Whenever a new DSLR model is announce there's a 99% chance that it will have more pixels than earlier similar models - and the 7D is no exception. With 18MP, it's currently (11/09) the highest pixel count APS-C sensor camera available. More pixels usually mean smaller pixels and smaller pixels can lead to higher noise, so the question is whether the increase in pixel count has resulted in higher noise (and lower image quality). Higher noise can always be suppressed by using stronger noise reduction algorithms, but stronger noise reduction results in lowered image quality, so digital noise reduction isn't a cure-all.
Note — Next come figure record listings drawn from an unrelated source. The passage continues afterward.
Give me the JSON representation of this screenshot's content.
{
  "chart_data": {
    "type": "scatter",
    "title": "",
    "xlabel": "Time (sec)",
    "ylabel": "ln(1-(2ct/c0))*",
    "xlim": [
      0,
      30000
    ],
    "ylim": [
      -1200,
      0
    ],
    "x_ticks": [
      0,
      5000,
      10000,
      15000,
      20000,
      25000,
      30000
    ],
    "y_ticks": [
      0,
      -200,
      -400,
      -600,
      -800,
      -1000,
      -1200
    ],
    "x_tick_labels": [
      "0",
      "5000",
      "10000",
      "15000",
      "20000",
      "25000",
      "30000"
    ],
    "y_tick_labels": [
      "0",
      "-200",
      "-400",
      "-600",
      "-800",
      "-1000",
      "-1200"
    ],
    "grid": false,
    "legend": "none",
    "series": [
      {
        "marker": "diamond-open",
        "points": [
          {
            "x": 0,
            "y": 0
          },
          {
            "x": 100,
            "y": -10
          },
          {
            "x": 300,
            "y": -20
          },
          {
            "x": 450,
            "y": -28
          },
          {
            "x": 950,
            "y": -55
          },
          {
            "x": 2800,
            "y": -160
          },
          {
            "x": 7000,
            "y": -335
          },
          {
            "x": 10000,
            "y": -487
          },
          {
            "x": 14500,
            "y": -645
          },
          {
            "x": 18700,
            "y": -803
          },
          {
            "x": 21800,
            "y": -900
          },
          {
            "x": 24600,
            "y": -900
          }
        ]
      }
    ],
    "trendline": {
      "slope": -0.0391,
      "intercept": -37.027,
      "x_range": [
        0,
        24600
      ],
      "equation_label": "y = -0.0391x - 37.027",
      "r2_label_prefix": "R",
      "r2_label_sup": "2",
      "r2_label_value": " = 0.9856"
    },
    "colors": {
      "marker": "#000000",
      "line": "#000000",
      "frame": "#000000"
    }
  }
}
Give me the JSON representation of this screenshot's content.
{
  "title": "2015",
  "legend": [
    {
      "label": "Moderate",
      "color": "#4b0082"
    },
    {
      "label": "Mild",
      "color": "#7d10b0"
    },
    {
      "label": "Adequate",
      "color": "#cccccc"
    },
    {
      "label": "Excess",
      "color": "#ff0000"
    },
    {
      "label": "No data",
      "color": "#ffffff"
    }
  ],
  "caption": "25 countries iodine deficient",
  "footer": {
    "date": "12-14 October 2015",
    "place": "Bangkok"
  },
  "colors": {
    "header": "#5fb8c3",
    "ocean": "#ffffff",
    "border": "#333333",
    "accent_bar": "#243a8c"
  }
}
You might think that a noise comparison would be easy. Just take a shot with a 7D and a another camera and see which has most noise. Sounds easy but in reality it's not quite that simple. For one thing, when printed at the same ppi (pixels per inch), the image from the 7D would be larger then those from, say, and EOS 40D. If printed at the same size, the 40D image would have to be upsized or the 7D image would have to be downsized - and downsizing can lower the noise level (by averaging pixels).
Then there is the fact that the 5D and 40D apply different degrees of default noise reduction to high ISO images. Even with high ISO noise reduction off there is still some default noise reduction applied to JPEGs, You can shoot RAW of course, and with RAW it is possible to turn all noise reduction off, but is that fair? Would you ever actually shoot at high ISO with no noise reduction applied? If you apply some noise reduction how much is resolution compromised? How much noise reduction can you apply to a 7D image before resolution drops lower than a 40D image - and so you need that much noise reduction for equal noise levels?
Below are a set of images showing noise at ISO 3200. These were shot as RAW images and converted to JPEGs using Canon's DPP software with the noise reduction turned off, set to the 40D default noise reduction and set to the EOS 7D default noise reduction. By "default" noise reduction I mean with noise reduction set to "standard". The EOS 40D images (top row) have been upsized by 133% to equalize the scale.
I think it's evident that the EOS 7D images show slightly lower noise and are "cleaner" than the 40D images. Canon seem to have done an excellent job in retaining low noise while decreasing pixel size and increasing resolution.
One way in which lower noise was accomplished was by using a new "gapless" microlens structure for the sensor to increase capture efficiency. The microlenses collect light from over the whole area of the sensor and each lens concentrates light onto the pixel well which contains the active area of the photodiode below.
In addition Canon's fabrication process has been improved to achieve a higher conversion rate of light into signal and changes in microfabrication have enabled the gaps around the individual photodiodes to be reduced, allowing each photofiode to have a larger photosensitive area than was previously possible. All these changes combined have permitted a higher pixel density to be used with no increase in noise.
The sequence of images below show noise performance (with "standard" noise reduction) from ISO 100 to ISO 12800 (H).
Noise at ISO settings of 100-800 show little noise. At ISO 1600 you can see some noise and there's a slight softening of detail which gets stronger at ISO 3200. However even at ISO 3200 image quality is very good as long as you don't want to make large prints. Image degradation at ISO 6400 is noticeable and ISO 12800 (H) is probably best left for use in emergency situations unless you only want small prints. However that's not to say it's not useful. The image below was shot at ISO 12800
As you can see, the above image looks pretty good on the web, and would make a good small print. However if you look closely at the original full size image the noise is quite high as shown in the 100% crop from the original shown on the left.
The image was shot in very dim light as you can tell from the exposure information. 1/4s at f5 and ISO 12800 means that there was barely enough light to focus. It was shot after sunset. The crop on the left is from a JPEG using the standard noise reduction setting. You can certainly see both luminance and chrominance noise and a blurring of detail due to the noise reduction algorithm. A 30x45 print wouldn't look very good but a 4x6 or 5x7 print would be just fine and you could probably even get a decent 8x10 with a little work.
The bottom line here is that for all practical purposes, the smaller pixels of the EOS 7D do not lead to higher noise levels than those of the EOS 40D and 50D in the final prints, and they do yield higher resolution images. Again, the differences will be most visible in large prints. If you are only printing small prints you may not see much of a difference between images shot with the EOS 7D and EOS 50D.